Conclusion: Genes are more likely to be co-regulated by pairs of TFs or pairs of miRNAs than by pairs of TF-miRNA, perhaps due to higher probability of evolutionary duplication events of shorter DNA sequences. Nevertheless, many gene sets are reciprocally regulated by strongly interacting pairs of TF-miRNA, which suggests an effective mechanism to suppress functionally related proteins. Moreover, the particular type of feed forward loop (with two opposing modes where the TF activates its target genes or the miRNA simultaneously suppresses this TF and the TF-miRNA joint target genes) is more prevalent among strongly interacting TF-miRNA pairs. This may be attributed to a process that prevents waste of cellular resources or a mechanism to accelerate mRNA degradation.

Figures

Figure 1
Figure 1
TF and miRNA interaction heatmap. Each pixel on Figures 1a and 1b represents the association of a unique pair of regulators. Figure 1a measures this association by a Fisher's Exact Test p-value (dark pixels represent lower p-values or alternatively a higher value of -log10p). Figure 1b measures the association by the Bayesian probability Pr{logOR>0.6} (Here a dark pixel means a high probability). The TFs and miRNAs are ordered so that the number of targets of each regulator increases as one moves across the Figure from left to right on the horizontal axis, and also up the vertical axis. Both Figures 1a and 1b illustrate that while TF-TF and miRNA-miRNA associations are common, TF-miRNA interactions are less so. The TF-miRNA rectangles of Fig 1a demonstrate that the most significant associations (as found by Fisher's Exact Test) tend to involve TF-miRNA pairs with the TF having a large number of targets. In the corresponding areas of Figure 1b, we see a more uniform sprinkling of dark points, indicating that the Bayesian approach is less sensitive to sample size effects. The stripes on the TF-miRNA rectangles of both figures demonstrate that certain TFs are associated with almost all the miRNAs – while, surprisingly, many TFs with a similar number of targets seem to not be significantly associated with any miRNA.
Figure 2
Figure 2
Comparison of Fisher's exact test and Bayesian association score. Scatter plots of Fisher's Exact Test p-value as a function of Bayesian association score. The 2D distributions demonstrate how the relationship between Fisher's Exact Test and our Bayesian score depends on the logOR threshold we use. Each sub-plot represents a different threshold value ranging from 0 to 1 – as indicated by each subtitle. For a particular threshold value, a pixel on the plot represents the local density of miRNA-TF pairs having the corresponding p-value (from the y-axis) and Bayesian Probability (from the x-axis). Here darker shaded regions indicate higher densities. For a 0 threshold, the Bayesian Test and Fisher's Test agree exactly. As we increase the threshold, we see fewer and fewer TF-miRNA pairs that are highly associated as measured by both ranking criteria (pairs whose measures approach 1 at the x-axis and 0 at the y-axis). The higher the threshold, the more emphasis we are placing on the size of the TF-miRNA association (as measured by a log Odds Ratio) and the less emphasis on sample size. Note that a very high Bayesian probability implies that the associated p-value will be small, no matter what threshold we use.
Figure 3
Figure 3
Feed Forward Loop (FFL).

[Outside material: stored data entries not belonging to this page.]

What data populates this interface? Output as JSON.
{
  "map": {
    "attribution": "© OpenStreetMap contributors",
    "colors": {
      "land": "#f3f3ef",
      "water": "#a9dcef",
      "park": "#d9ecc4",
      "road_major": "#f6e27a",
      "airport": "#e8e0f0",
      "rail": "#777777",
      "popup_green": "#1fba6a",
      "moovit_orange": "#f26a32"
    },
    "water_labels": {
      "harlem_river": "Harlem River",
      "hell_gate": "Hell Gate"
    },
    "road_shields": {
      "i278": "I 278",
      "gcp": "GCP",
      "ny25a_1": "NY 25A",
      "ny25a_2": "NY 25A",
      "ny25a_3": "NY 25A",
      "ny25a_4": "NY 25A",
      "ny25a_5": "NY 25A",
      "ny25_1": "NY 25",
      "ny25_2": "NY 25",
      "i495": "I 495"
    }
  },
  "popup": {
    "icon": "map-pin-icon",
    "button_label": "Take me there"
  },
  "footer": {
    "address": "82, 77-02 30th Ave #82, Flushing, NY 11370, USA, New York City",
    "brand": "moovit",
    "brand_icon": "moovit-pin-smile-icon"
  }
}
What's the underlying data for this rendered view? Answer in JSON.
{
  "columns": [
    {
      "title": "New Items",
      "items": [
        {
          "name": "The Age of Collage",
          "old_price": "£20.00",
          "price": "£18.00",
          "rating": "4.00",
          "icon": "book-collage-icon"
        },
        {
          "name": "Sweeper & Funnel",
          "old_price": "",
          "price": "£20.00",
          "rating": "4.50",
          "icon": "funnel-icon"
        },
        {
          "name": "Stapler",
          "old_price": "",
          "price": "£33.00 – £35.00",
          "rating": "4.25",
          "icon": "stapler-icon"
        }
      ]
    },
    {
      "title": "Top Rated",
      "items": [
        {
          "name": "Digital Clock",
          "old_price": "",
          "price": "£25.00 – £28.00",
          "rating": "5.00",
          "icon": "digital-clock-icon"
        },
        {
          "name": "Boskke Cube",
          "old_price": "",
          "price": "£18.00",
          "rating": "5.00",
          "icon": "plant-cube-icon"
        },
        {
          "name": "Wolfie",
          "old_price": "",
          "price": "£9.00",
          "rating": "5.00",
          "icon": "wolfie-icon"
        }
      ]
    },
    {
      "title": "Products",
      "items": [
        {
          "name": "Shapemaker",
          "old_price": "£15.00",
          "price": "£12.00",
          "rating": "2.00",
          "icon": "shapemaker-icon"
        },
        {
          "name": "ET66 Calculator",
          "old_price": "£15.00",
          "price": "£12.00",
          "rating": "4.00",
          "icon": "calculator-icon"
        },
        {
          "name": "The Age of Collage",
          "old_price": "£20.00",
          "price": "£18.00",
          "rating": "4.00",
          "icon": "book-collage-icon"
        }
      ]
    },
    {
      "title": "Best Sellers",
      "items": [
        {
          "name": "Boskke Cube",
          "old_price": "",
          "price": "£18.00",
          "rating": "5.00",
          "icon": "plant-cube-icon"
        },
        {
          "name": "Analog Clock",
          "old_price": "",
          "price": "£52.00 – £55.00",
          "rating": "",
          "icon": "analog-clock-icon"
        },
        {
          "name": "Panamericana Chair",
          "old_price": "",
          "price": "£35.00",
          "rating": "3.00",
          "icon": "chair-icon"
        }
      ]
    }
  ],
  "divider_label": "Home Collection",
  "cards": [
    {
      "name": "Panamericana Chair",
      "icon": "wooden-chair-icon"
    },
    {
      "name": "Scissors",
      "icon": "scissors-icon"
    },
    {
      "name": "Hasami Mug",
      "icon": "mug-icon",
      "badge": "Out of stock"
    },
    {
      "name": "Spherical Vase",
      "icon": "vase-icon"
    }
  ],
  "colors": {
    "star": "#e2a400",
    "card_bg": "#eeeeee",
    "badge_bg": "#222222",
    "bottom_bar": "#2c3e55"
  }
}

A feed forward loop (FFL) is a regulatory motif in which regulator A regulates another regulator denoted by B, and both regulators A and B regulate a common target C.
Figure 4
Figure 4
Relationship between FFL and TF/miRNA association. Fraction of FFLs as a function of the statistical significance for TFs and miRNAs association. The histogram displays the fraction of FFLs that result in each bin, when grouping miRNA/TF/GO triplets according to their log p-value of joint-association. To generate this histogram, we used a slightly restricted set of biological-process GO terms, such that each group includes at least one gene that is a predicted target of a TF and a miRNA. The plot suggests that when a miRNA/TF/GO triplet is significantly associated, the corresponding miRNA and TF are more likely to form a feed forward loop.